Chapitre 2
« C'est compliqué, Hugo, » finit-elle par dire, la voix tremblante d'émotion. « Je ne peux pas tout t'expliquer maintenant. Mais s'il te plaît, comprends que je ne voulais pas blesser qui que ce soit. »
Hugo la regarda longuement, ses yeux pleins de reproches, mais aussi d'une tristesse qu'il n'arrivait pas à dissimuler. Il se leva brusquement du canapé, passant une main nerveuse dans ses cheveux courts.
« Ça fait sept ans, Léa. Sept ans que je me demande pourquoi tu es partie, pourquoi tu n'as jamais appelé, jamais donné de vraies explications. Et maintenant, tu reviens comme si de rien n'était, et tu t'attends à quoi ? Que tout soit comme avant ? »
Léa ouvrit la bouche pour répondre, mais aucun son n'en sortit. Elle n'avait pas la réponse à cette question. Elle ne savait pas ce qu'elle espérait en revenant. Peut-être simplement retrouver un semblant de normalité, de famille.
Soudain, la porte d'entrée s'ouvrit, brisant l'intensité du moment. Une femme blonde aux traits doux entra, un petit garçon accroché à sa jupe, suivi de près par leurs éclats de rire. Léa devina immédiatement qu'il s'agissait d'Elias et de sa belle-sœur, Émilie.

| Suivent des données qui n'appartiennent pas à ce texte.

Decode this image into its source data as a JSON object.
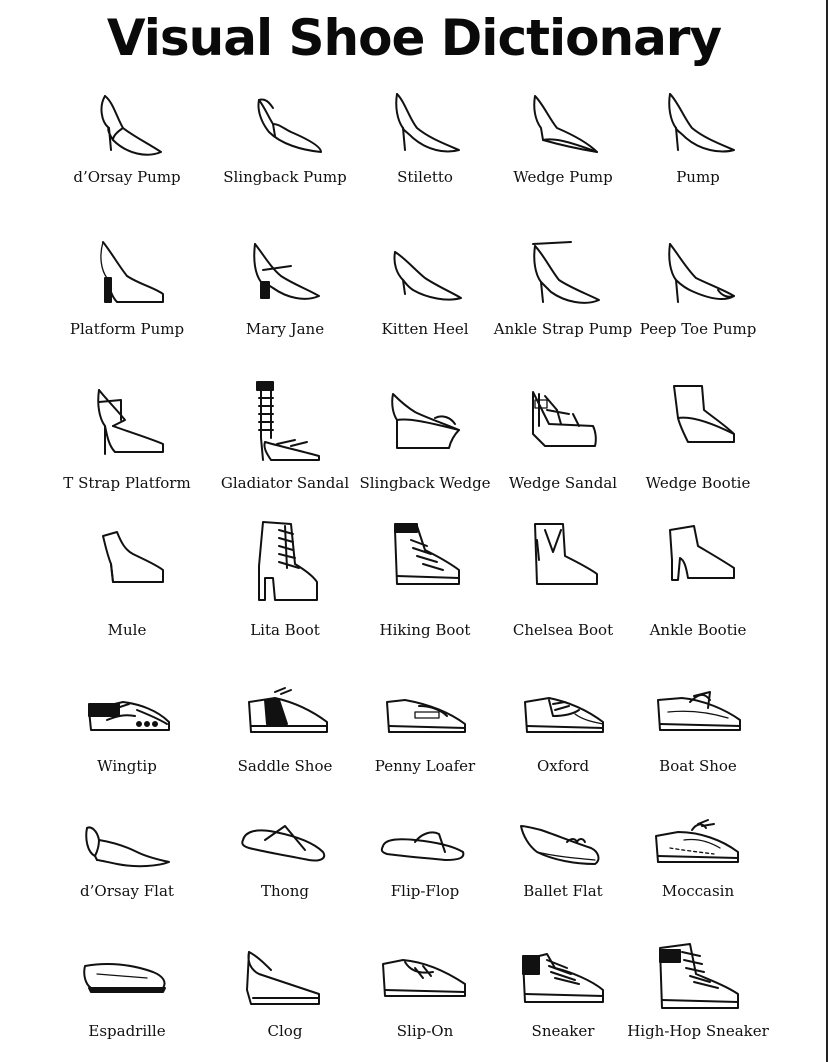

« Léa ! » s'exclama la jeune femme en lui souriant chaleureusement. « Ça fait tellement plaisir de te revoir ! »
Léa tenta de sourire, même si elle se sentait encore étourdie par la conversation avec Hugo. Émilie la prit dans ses bras avec enthousiasme, apportant un peu de légèreté à l'atmosphère tendue.
« Elias, dis bonjour à ta tante ! » dit Émilie en poussant gentiment son fils en avant. Le petit garçon, avec ses boucles brunes et ses yeux pétillants, la regarda avec curiosité avant de lui adresser un timide « Bonjour, tante Léa. »
Léa s'agenouilla pour être à sa hauteur et lui ébouriffa doucement les cheveux. « Bonjour, Elias. Tu as l'air d'un petit coquin, toi. »
Le garçon lui sourit avant de courir vers sa sœur pour lui montrer un nouveau jouet.
« Ça fait tellement longtemps, on a tellement de choses à rattraper ! » continua Émilie en s'asseyant près de son mari, qui, malgré son attitude distante envers Léa, sourit légèrement à sa femme.
Léa hocha la tête, mais son esprit était ailleurs. L'échange avec Hugo résonnait encore en elle, pesant sur son cœur. Il y avait tant de choses qu'elle aurait voulu dire, mais les mots lui manquaient.
Après un moment, elle se leva, prétextant avoir besoin d'un peu d'air.
« Je vais sortir quelques minutes... besoin de prendre l'air. »
Hugo ne dit rien, et Émilie hocha simplement la tête, un peu surprise. Léa se dirigea vers la porte, ses pas lourds. Elle ne savait pas vraiment où elle allait, mais elle savait qu'elle devait sortir de cette maison, au moins pour un instant.
Elle erra dans les rues familières, laissant ses pieds la guider sans vraiment réfléchir. À chaque coin, les souvenirs refaisaient surface. La boulangerie où elle s'arrêtait après l'école, le vieux cinéma où elle avait passé tant de soirées avec ses amis... Et puis, sans s'en rendre compte, elle se retrouva devant un lieu bien plus chargé de souvenirs : l'ancienne cabane au bord du lac.
La cabane était encore là, en piteux état certes, mais toujours debout. C'était ici qu'elle, Hugo et Gabriel passaient des heures à rêver d'aventures, à se raconter leurs secrets. C'était aussi ici que tout avait basculé.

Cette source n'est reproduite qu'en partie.